Krister Segerberg proposed irrevocable belief revision, to be contrasted with ‘standard’ belief revision, in a setting wherein belief of propositional formulas is modelled explicitly. In standard belief revision one can unmake (‘revoke’) belief in any formula, given yet further information that contradicts it. But irrevocable formulas remain believed forever. We compare traditional AGM belief revision with Segerberg’s dynamic doxastic logic, and with dynamic epistemic logical approaches to belief revision. Our work falls in the latter category. In that context with explicit belief operators and dynamic modal operators \([* \varphi ]\) for belief revision with \(\varphi \), we define revocable belief revision as belief revision satisfying that \(\psi \leftrightarrow [* \varphi ] [* \lnot \varphi ] \psi \) is valid; such that irrevocable means not revocable.
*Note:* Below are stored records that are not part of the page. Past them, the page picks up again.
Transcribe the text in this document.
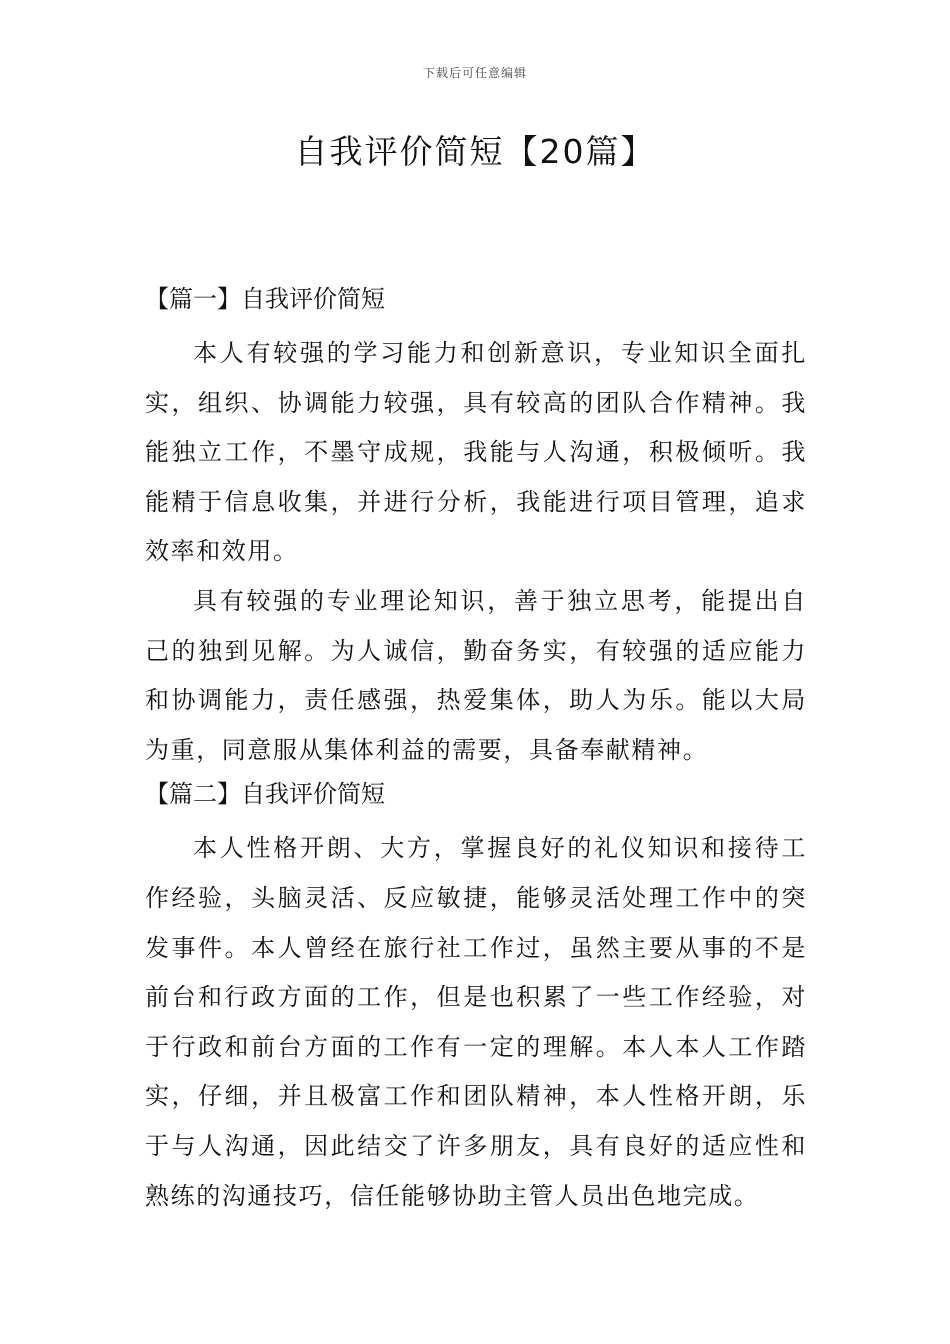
下载后可任意编辑
自我评价简短【20篇】
【篇一】自我评价简短

本人有较强的学习能力和创新意识，专业知识全面扎实，组织、协调能力较强，具有较高的团队合作精神。我能独立工作，不墨守成规，我能与人沟通，积极倾听。我能精于信息收集，并进行分析，我能进行项目管理，追求效率和效用。

具有较强的专业理论知识，善于独立思考，能提出自己的独到见解。为人诚信，勤奋务实，有较强的适应能力和协调能力，责任感强，热爱集体，助人为乐。能以大局为重，同意服从集体利益的需要，具备奉献精神。

【篇二】自我评价简短

本人性格开朗、大方，掌握良好的礼仪知识和接待工作经验，头脑灵活、反应敏捷，能够灵活处理工作中的突发事件。本人曾经在旅行社工作过，虽然主要从事的不是前台和行政方面的工作，但是也积累了一些工作经验，对于行政和前台方面的工作有一定的理解。本人本人工作踏实，仔细，并且极富工作和团队精神，本人性格开朗，乐于与人沟通，因此结交了许多朋友，具有良好的适应性和熟练的沟通技巧，信任能够协助主管人员出色地完成。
Segerberg’s irrevocable belief revision is indeed irrevocable in that sense. We give semantic constraints (on multi-agent Kripke models) for revocable belief revision. In order for belief revision to be revocable: (i) the agents should consider the same states possible before and after revision, (ii) states that are non-bisimilar before revision may not be bisimilar after revision (if states are non-bisimilar, they can be distinguished from one another in the logical language), and (iii) it should be possible that states that are not equally plausible before revision become equally plausible after revision. We reformulate four well-known belief revision operators (hard update, soft update, conservative revision, severe revision) as qualitative dynamic belief revision operators. They are irrevocable in the (strong) sense above, because they violate one or more of these three requirements. However, single-agent severe revision is revocable in a weaker sense that following a revision \(*\varphi \) there is a sequence of further revisions recovering the initial state of belief. The work may be relevant for restricted-memory or other bounded rationality approaches to belief revision, e.g., when only a finite number of plausibility distinctions may be stored in memory. Therefore, it may be relevant for the study of logic and cognition.